Confused by a particular file type - see our overview below

Confused by a particular file type - see our overview below

  • BMP - This is the Microsoft Windows bitmap format. It's a fairly compact (compression is optional, but usually turned on) format for images up to 24 bit. BMP is the native bitmap format for the Windows environment.

  • EPS - Gives excellent quality images, although much larger than tiffs. Can be imported into Quark. Encapsulated Postscript is a flavour of Postscript (see below) which can be included in other documents - if your software supports it.

  • GIF - Graphics Interchange Format is a very efficient, and still quite popular picture format. There are two flavours of GIF, the old 87 and the newer 89a. 89a adds several extra features like transparency (so background graphics can "show through" the GIF in places) and animation. GIF animations are a very popular form of Web multimedia, because they're small and display on all current graphical browsers without needing a special plug-in or taking up much CPU time. Unfortunately, GIF pictures can only have 256 colours, or 256 shades of grey. 256 greys is photo quality so GIF is fine for any monochrome image, and 256 colour looks OK for many pictures, but it's no use for professional imaging. GIF images can also be interlaced, so that you can see a low resolution version of the picture before downloading very much of it. GIF interlacing has four passes, which show one out of every eight lines, then another eighth of the image, then another quarter, then the remaining half.
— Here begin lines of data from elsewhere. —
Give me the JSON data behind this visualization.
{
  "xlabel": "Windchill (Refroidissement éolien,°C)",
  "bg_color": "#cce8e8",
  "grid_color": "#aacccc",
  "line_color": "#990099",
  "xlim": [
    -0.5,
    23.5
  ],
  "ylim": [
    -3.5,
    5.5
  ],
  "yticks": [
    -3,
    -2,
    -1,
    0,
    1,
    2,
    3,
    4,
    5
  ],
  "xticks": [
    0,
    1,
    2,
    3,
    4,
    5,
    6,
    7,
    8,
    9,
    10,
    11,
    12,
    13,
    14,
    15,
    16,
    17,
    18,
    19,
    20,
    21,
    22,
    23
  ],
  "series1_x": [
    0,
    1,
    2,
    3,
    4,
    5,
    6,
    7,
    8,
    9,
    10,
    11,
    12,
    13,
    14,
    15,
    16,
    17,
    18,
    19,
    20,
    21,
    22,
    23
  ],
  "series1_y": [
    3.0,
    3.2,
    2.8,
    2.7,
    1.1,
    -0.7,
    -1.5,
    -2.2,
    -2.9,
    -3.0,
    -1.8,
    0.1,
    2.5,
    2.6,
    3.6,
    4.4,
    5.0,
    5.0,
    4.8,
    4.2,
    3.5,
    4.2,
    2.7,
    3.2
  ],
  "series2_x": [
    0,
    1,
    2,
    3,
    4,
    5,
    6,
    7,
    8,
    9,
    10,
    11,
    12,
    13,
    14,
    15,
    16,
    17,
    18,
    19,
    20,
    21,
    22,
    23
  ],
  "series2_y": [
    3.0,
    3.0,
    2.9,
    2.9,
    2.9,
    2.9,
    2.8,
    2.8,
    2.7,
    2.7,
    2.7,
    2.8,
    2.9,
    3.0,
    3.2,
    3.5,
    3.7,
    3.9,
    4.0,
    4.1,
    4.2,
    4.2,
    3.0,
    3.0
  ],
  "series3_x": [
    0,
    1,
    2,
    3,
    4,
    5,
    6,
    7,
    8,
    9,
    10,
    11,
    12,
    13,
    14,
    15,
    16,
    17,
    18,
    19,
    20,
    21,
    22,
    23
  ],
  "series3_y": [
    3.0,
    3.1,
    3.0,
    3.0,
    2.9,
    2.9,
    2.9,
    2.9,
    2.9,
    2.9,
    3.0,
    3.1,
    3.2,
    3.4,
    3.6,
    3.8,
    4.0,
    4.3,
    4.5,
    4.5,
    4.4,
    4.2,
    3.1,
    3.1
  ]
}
GIF is a data-stream type format, like JFIF, so you can view partially downloaded images whether or not they're interlaced - without interlacing, a 25% downloaded picture gives you the first 25% of the lines, starting at the top.

  • IMG - See "PIC".

  • JPEG / JFIF - The JPEG (Joint Photographic Experts Group) File Interchange Format, commonly called JPEG and with the filename suffix .JPG, can be the most efficient image storage method of all - at a price. The idea of JPEG is that as it compresses the data it throws some of it away - technically, this is called "lossy compression". You can configure how lossy you want your JFIFs to be (well, you can if you're using photoshop); 100% quality gives you almost exactly the same result as the original picture but also gives you a gigantic, uncompressible file. 10% quality takes up much less space but looks dodgy. You have to strike a balance. JFIF can store up to 24 bit colour, so it's suitable for professional use, and it can do interlaced display like GIF (called "progressive" JFIF), which along with its small file sizes makes it the standard format for Web graphics. Like GIF, JFIF is a data-stream format - you can view images before you've got all of the data. Also like GIF, JFIF supports interlacing. The JFIF format also supports CMYK (process colour - Cyan, Magenta, Yellow and? blacK in a subtractive colour model, as against the additive Red, Green and Blue more commonly used) images, which makes it suitable for use in publishing applications. CMYK support was added in a later version of the standard, though. This means that quite a few Web browsers, do peculiar things when fed CMYK images. There's no reason to use CMYK JFIFs unless you're sending the image to a CMYK output device, which a monitor isn't. Usually, CMYK ones get through because someone's converted a CMYK image of some other format, like TIFF, without changing the colour model.

  • PCX - The ZSoft Paint format, occasionally suffixed .PCC, is ancient but still fairly widely used, simply because everybody understands it. There are three common versions, 0, 2 and 5; 0 is the original two colour one (small but not useful), 2 only does 16 colours and is hence also of little interest, and 5 does 24 bit. All are large for what they do, but fast to load on elderly computers. PCX is the IBM equivalent of Amiga IFF.

  • PICT - Pict is the all-in-one Apple Quickdraw metaformat. It can include bitmapped or vector images, and can use different compression schemes.

  • PNG - The Portable Network Graphics format, pronounced "ping", was created as a free replacement for GIF, whose LZW compression is owned by Unisys and which can't be included in commercial software without paying license fees to the owners. It handles 1 to 48 bit images, and is a lossless, well-compressed format like GIF. It still isn't very popular, though.

  • PS - Adobe Systems' Postscript isn't an image format, per se - it's a page description language, originally conceived so computers could send very accurate page descriptions to the then-new high resolution laser printers. You can save black and white or even colour pictures as Postscript, but you'll end up with a very large file.

  • PSD - Adobe Photoshop's native format, which stores all of its layer and selection and miscellaneous other image data.

  • TIF - TIFF (to give the full acronym) stands for Tag Image File Format. TIFF was a large, unwieldy, 24 bit format until version 6 came out, which supported compression and made it less painful. TIFF is, nonetheless, a very popular professional graphics format that is accepted by Quark.